Hinweise auf die Täter gibt es noch nicht

Hinweise auf die Täter, die am Donnerstag gegen 3.40 Uhr den Geldautomaten in die Luft gesprengt haben, gibt es derzeit noch nicht – obwohl mehrere Anwohner den lauten Knall gehört haben. Einer von ihnen habe die Polizei benachrichtigt, erklärt Malkmus.

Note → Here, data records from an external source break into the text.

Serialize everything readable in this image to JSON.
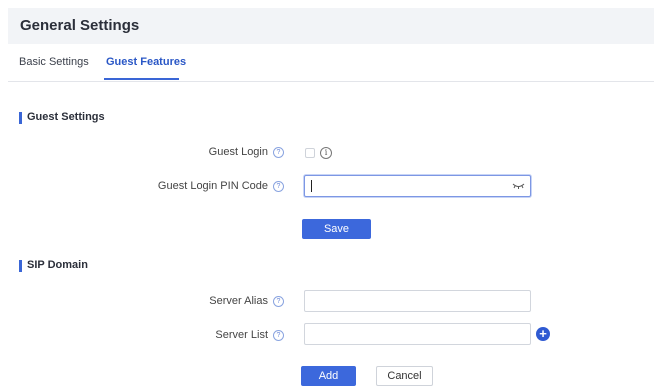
{
  "header": {
    "title": "General Settings"
  },
  "tabs": [
    {
      "label": "Basic Settings",
      "active": false
    },
    {
      "label": "Guest Features",
      "active": true
    }
  ],
  "guest_settings": {
    "section_title": "Guest Settings",
    "guest_login_label": "Guest Login",
    "guest_login_checked": false,
    "info_glyph": "i",
    "pin_code_label": "Guest Login PIN Code",
    "pin_code_value": "",
    "save_label": "Save"
  },
  "sip_domain": {
    "section_title": "SIP Domain",
    "server_alias_label": "Server Alias",
    "server_alias_value": "",
    "server_list_label": "Server List",
    "server_list_value": "",
    "add_label": "Add",
    "cancel_label": "Cancel"
  },
  "icons": {
    "help": "question-circle-icon",
    "info": "info-circle-icon",
    "eye": "eye-closed-icon",
    "plus": "plus-circle-icon"
  },
  "colors": {
    "accent": "#3c68dc",
    "header_bg": "#f2f4f7"
  }
}
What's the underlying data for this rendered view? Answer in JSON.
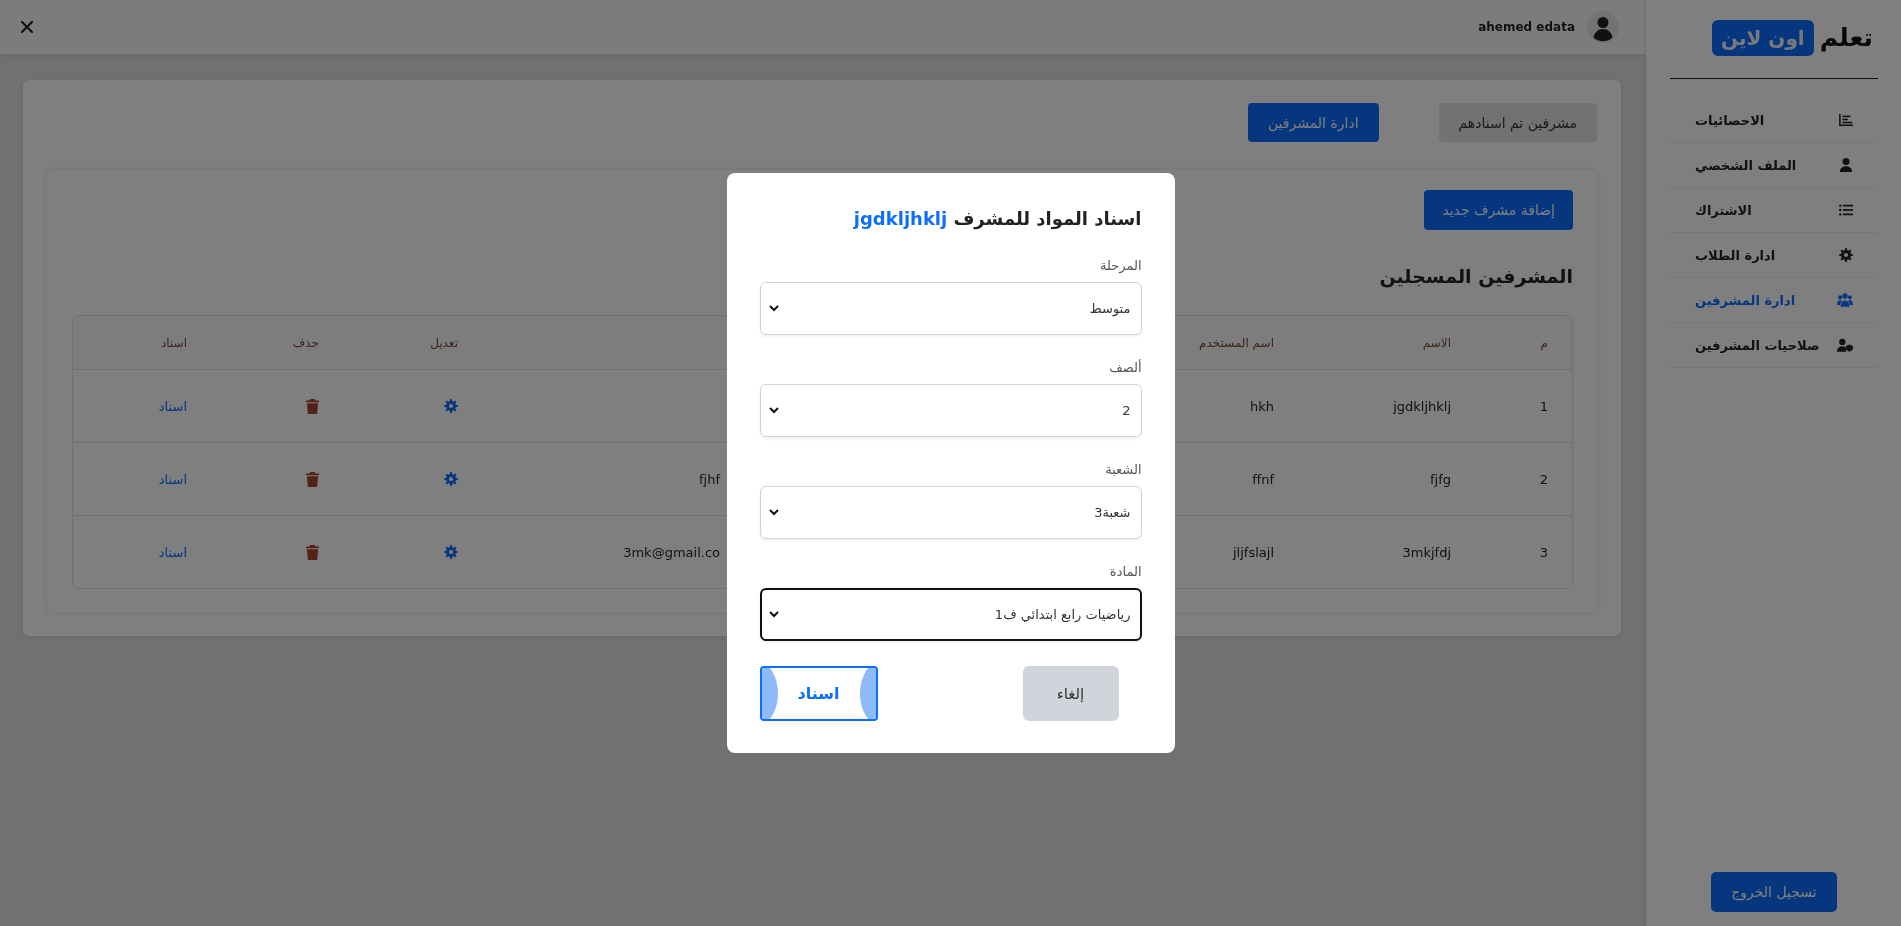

Die Polizei erbittet noch Hinweise – insbesondere auf das Fluchtfahrzeug – unter 069 / 8098-1234.

Die Täter gelangten durch die Sprengung an Bargeld, sagt Malkmus. Wie viel, sei allerdings noch nicht bekannt. Am Tatort stieß die Polizei auf zwei zurückgelassene Gasflaschen. Das Vorgehen ist immer das gleiche: Die Diebe leiten Gas oder Gasgemisch in die Ritzen des Geldautomaten ein und entzünden es. Die Sprengung in Rodgau ist seit Jahresbeginn schon die dritte im Kreis Offenbach. Auch in Obertshausen und Dreieich hatten Kriminelle versucht, so an Geld zu kommen. Im Vorjahr wurden Automaten in Hainburg sowie an der Bahnhofstraße in Offenbach angegriffen.

Hessenweit verzeichnete die Polizei im Vorjahr 20 gesprengte Geldautomaten, die meisten davon im Rhein-Main-Gebiet und in Mittelhessen. „Die Tendenz ist steigend“, sagte Jörg Reinemer, Sprecher des Polizeipräsidiums Mittelhessen in Gießen. Dort wird der Rodgauer Fall nach der Erstaufnahme durch die Kripobeamten des Polizeipräsidiums Südosthessen zentral bearbeitet. Anfang 2017 war die Zuständigkeit dorthin gewechselt; eine eigene Ermittlungsgruppe versucht, die Täter, die „meist bandenmäßig vorgehen“, wie Reinemer sagt, dingfest zu machen. Festnahmen habe es noch nicht gegeben. Bundesweit zählte das BKA laut gestern veröffentlichtem Lagebericht im Vorjahr 318 Automatensprengungen – davon 136 in Nordrhein-Westfalen. „Unsere Sorge ist, dass irgendwann Menschen betroffen sein werden“, sagt Sabine Vogt vom BKA.